Original summary: On June 3, 2019, the Danish DPA (Datatilsynet) reported IDdesign to the police and demanded payment of a fine in the amount of EUR 200,850 for the processing of personal data of approximately 385,000 customers for a longer period than necessary for the purposes for which they were processed. Additionally, the company had not established and documented deadlines for deletion of personal data in their new CRM system. The deadlines set for the old system were not deleted after the deadline for the information had been reached. Also, the controller had not adequately documented its personal data deletion procedures. Please note: Since Danish law does not provide for administrative fines as in the GDPR (unless it is an uncomplicated case and the accused person consented), fines will be imposed by courts. Update: On February 12, 2021 the Aarhus District Court decided to impose a fine against IDdesign in the amount of EUR 13,450. With regard to the calculation of the fine, the court disagreed with the proposed amount of the fine.
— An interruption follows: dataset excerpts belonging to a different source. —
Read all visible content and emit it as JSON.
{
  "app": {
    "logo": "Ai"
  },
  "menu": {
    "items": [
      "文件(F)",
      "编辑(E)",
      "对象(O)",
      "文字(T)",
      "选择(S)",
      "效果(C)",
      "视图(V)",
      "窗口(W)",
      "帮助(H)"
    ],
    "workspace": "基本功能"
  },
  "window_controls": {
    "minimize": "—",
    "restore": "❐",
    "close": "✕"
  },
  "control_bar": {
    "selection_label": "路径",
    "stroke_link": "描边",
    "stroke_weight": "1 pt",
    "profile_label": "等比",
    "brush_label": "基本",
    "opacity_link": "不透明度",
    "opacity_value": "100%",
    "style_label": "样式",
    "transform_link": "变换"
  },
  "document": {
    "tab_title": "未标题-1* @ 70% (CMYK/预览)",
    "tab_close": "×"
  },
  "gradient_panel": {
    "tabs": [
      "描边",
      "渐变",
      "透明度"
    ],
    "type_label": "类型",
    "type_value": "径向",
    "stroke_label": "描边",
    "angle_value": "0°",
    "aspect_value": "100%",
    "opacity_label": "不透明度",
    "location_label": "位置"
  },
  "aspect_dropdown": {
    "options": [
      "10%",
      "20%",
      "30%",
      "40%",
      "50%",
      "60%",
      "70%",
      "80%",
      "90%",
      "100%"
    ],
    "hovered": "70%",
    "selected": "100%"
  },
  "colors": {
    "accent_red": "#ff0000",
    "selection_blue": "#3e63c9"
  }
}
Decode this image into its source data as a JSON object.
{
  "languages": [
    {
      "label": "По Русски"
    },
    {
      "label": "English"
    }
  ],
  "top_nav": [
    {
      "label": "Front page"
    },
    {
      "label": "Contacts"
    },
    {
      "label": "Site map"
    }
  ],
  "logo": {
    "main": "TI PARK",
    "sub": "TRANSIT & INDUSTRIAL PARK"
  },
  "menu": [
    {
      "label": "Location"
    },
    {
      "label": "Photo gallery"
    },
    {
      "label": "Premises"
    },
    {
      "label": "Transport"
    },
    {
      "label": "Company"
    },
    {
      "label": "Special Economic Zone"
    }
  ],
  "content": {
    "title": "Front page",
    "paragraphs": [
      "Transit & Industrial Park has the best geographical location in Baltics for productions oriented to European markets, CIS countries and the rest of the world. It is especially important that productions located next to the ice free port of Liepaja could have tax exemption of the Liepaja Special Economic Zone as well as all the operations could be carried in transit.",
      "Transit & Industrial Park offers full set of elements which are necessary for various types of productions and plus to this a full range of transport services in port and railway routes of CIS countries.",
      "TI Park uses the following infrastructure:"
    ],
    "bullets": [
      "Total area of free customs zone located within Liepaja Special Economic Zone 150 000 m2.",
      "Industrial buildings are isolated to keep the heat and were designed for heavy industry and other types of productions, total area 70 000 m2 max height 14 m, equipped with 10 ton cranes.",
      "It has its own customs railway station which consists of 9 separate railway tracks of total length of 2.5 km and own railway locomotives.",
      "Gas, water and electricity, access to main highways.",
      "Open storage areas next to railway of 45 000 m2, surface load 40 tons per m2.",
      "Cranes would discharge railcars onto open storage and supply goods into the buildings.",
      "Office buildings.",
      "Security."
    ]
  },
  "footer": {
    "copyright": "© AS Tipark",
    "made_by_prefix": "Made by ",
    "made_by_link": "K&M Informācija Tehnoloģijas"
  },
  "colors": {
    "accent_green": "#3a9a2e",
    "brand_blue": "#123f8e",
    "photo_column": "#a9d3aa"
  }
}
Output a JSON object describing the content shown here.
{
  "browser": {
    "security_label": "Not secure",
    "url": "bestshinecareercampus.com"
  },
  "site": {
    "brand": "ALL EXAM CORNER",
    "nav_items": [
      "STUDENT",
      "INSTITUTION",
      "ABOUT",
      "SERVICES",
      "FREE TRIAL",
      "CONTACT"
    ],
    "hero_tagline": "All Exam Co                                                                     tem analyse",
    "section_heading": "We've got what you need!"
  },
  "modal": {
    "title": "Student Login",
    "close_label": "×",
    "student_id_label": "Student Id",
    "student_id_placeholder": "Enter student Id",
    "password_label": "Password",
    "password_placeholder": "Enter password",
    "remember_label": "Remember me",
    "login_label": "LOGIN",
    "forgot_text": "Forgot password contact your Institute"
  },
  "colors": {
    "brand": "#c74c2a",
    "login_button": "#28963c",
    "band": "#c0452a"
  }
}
It concluded that the amount should be calculated on the basis of the company's own turnover and not that of the entire group. In addition, the court considered that the mitigating circumstances under Art. 83 (2) GDPR should be taken into account when calculating the fine. Such as that the company had not previously breached the GDPR, as well as that the breach concerned only general personal data. In addition, no data subject suffered damages as a result of the breach. Finally, the court considers that the negligent nature of the breach should be taken into account.